Nos primeiros dias de junho, o jornal Correio Braziliense ainda continua divulgando notícias diárias ligadas às fraudes em concursos, ora tratando de instituições que interromperam negociações com o Cespe, como a Secretaria de Educação da Bahia (em matéria do dia 3/6), ora apresentando depoimento de alunos preocupados com possíveis fraudes no vestibular da UnB (em matéria do dia 6/6), que também é realizado pelo Cespe.

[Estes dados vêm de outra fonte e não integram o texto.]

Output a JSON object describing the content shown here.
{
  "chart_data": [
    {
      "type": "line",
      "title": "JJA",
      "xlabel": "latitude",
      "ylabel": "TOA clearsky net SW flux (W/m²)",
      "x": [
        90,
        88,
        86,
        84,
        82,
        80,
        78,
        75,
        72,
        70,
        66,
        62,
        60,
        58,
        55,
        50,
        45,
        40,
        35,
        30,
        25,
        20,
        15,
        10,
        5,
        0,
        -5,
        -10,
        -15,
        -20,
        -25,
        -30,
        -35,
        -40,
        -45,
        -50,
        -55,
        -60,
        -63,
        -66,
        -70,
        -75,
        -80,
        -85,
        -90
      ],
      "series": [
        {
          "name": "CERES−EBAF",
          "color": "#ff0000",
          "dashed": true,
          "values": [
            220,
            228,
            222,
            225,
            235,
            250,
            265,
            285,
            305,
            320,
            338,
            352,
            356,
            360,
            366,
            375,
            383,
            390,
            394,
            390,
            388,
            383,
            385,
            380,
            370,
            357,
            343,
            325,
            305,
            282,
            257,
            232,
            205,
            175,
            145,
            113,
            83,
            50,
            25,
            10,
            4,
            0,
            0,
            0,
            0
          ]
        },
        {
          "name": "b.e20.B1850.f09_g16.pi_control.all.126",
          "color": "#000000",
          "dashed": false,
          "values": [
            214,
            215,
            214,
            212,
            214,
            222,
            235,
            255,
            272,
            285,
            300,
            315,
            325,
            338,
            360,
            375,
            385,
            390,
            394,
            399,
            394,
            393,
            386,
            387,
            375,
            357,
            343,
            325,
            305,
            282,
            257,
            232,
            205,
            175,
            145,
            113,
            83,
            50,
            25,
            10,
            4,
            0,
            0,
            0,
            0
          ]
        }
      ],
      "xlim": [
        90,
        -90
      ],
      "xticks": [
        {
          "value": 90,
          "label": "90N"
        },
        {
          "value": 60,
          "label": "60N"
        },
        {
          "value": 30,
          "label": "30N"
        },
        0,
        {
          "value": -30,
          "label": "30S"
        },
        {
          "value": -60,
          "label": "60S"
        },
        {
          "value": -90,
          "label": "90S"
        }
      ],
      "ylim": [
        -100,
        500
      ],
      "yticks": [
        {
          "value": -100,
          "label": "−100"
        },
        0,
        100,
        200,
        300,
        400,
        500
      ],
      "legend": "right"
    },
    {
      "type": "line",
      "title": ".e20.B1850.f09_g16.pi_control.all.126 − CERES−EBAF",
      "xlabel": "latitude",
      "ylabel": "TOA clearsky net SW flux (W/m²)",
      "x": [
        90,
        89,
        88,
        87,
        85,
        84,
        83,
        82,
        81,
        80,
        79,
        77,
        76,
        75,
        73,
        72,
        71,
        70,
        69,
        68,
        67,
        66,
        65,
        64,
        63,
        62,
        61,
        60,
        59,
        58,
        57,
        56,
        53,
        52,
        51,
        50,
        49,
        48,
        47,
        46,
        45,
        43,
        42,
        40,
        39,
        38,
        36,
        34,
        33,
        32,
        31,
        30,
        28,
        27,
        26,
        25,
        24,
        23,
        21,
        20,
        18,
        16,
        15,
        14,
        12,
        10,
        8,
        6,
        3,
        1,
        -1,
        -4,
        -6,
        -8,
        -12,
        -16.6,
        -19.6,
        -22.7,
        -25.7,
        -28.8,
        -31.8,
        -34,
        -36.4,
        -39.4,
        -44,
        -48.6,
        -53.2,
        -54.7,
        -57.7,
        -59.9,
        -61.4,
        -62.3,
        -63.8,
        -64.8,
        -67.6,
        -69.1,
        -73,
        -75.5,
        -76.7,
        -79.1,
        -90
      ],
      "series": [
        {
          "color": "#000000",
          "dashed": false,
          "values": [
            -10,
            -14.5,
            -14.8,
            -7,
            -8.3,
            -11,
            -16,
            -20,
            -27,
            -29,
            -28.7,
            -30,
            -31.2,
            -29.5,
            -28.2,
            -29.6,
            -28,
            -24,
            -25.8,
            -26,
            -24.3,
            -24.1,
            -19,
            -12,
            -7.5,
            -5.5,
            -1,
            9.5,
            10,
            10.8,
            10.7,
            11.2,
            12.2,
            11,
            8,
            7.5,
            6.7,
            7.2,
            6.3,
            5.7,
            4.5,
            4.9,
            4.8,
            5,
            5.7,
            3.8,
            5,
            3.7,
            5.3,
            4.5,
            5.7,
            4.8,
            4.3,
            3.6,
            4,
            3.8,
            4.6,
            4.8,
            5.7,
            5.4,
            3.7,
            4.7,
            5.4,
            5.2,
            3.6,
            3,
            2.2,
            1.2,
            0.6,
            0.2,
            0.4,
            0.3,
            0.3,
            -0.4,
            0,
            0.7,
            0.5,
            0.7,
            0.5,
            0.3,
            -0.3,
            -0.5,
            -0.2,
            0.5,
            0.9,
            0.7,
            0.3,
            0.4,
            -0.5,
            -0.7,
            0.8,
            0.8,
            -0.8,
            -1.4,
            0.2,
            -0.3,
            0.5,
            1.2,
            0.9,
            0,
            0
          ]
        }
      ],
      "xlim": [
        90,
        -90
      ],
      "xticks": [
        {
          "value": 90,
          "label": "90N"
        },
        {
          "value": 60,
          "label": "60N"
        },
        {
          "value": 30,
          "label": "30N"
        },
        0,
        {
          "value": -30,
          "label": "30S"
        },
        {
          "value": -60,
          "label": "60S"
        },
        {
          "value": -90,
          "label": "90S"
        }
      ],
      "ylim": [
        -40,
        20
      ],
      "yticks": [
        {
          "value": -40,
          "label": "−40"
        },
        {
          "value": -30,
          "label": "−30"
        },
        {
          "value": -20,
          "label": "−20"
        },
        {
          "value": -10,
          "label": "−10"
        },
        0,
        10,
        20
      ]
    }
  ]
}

De acordo com Romilda Macarini, diretora geral do Cespe, 45 dias antes das primeiras prisões ligadas à seleção para agente penitenciário, a instituição, em conjunto com autoridades da Polícia Federal, tomou conhecimento de possibilidade de fraude no concurso do dia 22 e, juntas, adotaram providências para coibi-las. ‘O órgão [Cespe] mantém convênio permanente com a Polícia Federal, para dar maior segurança ao processo de aplicação das provas e eliminar as possibilidades de fraudes’, afirma. O concurso para agente penitenciário, previsto, a princípio, para ser realizado em abril, foi adiado, para que fossem feitas as investigações e a Polícia Civil pudesse montar a ação de aprisionamentos.

‘Tentativas de fraudes em concursos públicos são freqüentes em todo o país. A venda de supostos gabaritos e de falsas promessas de vagas garantidas é prática recorrente de pessoas inescrupulosas, que tentam, a qualquer preço, obter vantagens de forma ilícita’, diz Macarini. Segundo a diretora geral, desde a sua criação, o Cespe adota medidas de segurança para coibir qualquer tipo de tentativa de fraude nos concursos que realiza. ‘A operação, que culminou com a prisão de vários candidatos no dia 22 de maio é, também, resultado desse esforço. No passado, essa mesma quadrilha já foi detectada e presa, enganando pessoas e tentando fraudar concurso, sem êxito’, conta.

Independentemente dos depoimentos de Quezado (que ainda não encontrou o devido espaço na mídia, a não ser o dado pela revista eletrônica ComCiência) ou de Macarini (este último apenas parcialmente reproduzido no Correio Braziliense), será que a exploração diária desse tema pelo jornal tem sido um ‘bom serviço’ para os seus leitores? E a imagem do Cespe, da UnB e do professor Mauro Rabelo, como fica diante da população do Distrito Federal, onde circula a maior parte dos exemplares do Correio, e diante do restante do país, que de uma forma ou de outra, acaba ecoando pelo menos parte do que esse jornal local divulga todos os dias? Parafraseando Quezado, há ética nessa mídia? Caso a se pensar…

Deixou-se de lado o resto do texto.